The organization realized that its best path forward was to partner with a cloud services provider that could provide guidance over a long-term data architecture project. ClearScale, an AWS Premier Consulting Partner, fit the bill perfectly.

The Solution

ACR asked ClearScale for a "Cloud Landing Zone" prototype to serve as a foundation for further expansion. ClearScale began the engagement by reviewing ACR’s business requirements and existing architecture. ClearScale’s experts worked with participants from every function within ACR’s IT department to discuss use cases, compliance needs, and the overall cloud roadmap that would need to be supported by the proposed landing zone. Given the nature of ACR's business, HIPAA compliance and robust cloud governance were essential design criteria.

Based on the information collected in these sessions, the ClearScale team was able to design a cloud landing zone according to AWS best practices. ClearScale implemented AWS Control Tower, which enables users to set up and govern multi-account AWS environments. The service makes it easy for builders to provision new accounts without compromising policy compliance, as well as write guardrails that provide ongoing governance.

The design also involved Organization Units (OUs) so that ACR could group accounts that are designated for HIPAA-compliant workloads. That way, the group can easily manage user access to protected data and provide logical separation from other types of workloads.

To help automate governance, ClearScale implemented service control policies (SCPs) and AWS Config rules that allow ACR to apply governance at every level of the landing zone. In addition, the ClearScale team created a custom set of SCPs and config rules to help enforce cloud governance according to ACR’s specific cloud objectives.

The Benefits

With ClearScale’s help, ACR was able to develop a landing zone that would serve as the starting point for the organization’s cloud infrastructure.

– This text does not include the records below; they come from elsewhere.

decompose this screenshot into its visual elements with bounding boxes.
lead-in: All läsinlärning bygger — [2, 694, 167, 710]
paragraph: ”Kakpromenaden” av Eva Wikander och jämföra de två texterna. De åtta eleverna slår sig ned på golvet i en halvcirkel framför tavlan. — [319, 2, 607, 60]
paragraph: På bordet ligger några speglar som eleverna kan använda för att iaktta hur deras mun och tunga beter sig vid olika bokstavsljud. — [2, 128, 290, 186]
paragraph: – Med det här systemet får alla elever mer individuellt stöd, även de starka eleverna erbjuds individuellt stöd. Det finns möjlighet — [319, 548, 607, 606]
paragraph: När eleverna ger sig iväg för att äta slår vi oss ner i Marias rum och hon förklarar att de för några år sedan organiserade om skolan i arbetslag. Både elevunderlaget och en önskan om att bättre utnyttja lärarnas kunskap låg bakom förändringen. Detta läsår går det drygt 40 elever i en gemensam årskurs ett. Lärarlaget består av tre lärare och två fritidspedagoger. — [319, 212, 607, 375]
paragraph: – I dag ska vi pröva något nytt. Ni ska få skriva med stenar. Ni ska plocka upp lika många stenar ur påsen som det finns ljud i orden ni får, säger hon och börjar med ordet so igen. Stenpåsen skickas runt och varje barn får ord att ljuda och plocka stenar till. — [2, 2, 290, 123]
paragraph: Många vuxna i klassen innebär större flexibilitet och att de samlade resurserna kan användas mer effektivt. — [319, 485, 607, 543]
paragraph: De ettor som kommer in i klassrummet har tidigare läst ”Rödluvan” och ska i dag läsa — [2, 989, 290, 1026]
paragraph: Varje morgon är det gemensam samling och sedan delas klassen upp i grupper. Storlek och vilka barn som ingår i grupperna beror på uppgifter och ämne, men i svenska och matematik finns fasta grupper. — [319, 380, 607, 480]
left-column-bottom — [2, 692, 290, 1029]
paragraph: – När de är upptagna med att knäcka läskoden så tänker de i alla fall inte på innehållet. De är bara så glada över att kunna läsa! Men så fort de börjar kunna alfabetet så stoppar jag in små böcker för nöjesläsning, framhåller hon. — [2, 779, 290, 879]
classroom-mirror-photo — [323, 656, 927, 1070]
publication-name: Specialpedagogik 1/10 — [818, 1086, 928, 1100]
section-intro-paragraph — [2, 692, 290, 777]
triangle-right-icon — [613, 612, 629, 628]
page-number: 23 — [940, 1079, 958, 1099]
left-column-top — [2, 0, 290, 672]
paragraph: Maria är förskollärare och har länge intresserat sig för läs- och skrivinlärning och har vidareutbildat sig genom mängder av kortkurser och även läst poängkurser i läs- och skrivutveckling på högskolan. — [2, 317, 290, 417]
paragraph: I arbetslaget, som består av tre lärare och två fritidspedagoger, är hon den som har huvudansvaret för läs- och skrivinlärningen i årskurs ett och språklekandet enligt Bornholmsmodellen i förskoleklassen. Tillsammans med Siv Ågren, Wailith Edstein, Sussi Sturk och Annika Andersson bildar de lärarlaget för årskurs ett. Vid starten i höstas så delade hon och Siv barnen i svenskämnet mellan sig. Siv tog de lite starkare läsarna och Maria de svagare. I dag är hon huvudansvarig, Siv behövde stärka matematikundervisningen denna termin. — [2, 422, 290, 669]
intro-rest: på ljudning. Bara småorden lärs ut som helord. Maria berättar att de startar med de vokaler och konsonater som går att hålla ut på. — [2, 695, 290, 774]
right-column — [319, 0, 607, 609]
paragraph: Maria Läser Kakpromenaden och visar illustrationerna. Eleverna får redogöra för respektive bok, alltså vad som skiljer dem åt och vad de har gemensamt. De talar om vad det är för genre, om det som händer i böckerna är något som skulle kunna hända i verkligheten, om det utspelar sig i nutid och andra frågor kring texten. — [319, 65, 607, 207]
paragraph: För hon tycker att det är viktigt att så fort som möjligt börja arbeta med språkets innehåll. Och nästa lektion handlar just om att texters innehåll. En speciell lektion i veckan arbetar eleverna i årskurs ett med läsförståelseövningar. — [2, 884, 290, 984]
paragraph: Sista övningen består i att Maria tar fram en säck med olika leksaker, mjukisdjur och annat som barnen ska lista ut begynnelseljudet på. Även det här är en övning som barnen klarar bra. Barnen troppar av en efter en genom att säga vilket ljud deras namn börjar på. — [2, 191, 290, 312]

ACR was able to logically separate HIPAA-compliant workloads from other workload types to assist in securing the data. The organization’s IT team can now apply automated cloud governance controls across its landing zone, saving both time and resources without compromising functionality.

It is now easier to implement user access controls for protected data, thus reducing both the risk and time-intensive nature of conducting complex analyses across multiple datasets. With centralized logging, ACR has a single, integrated source to track activities, which makes it easier to perform diagnostics and trace activity.

Looking ahead, ACR has a powerful foundation on which to grow its cloud infrastructure.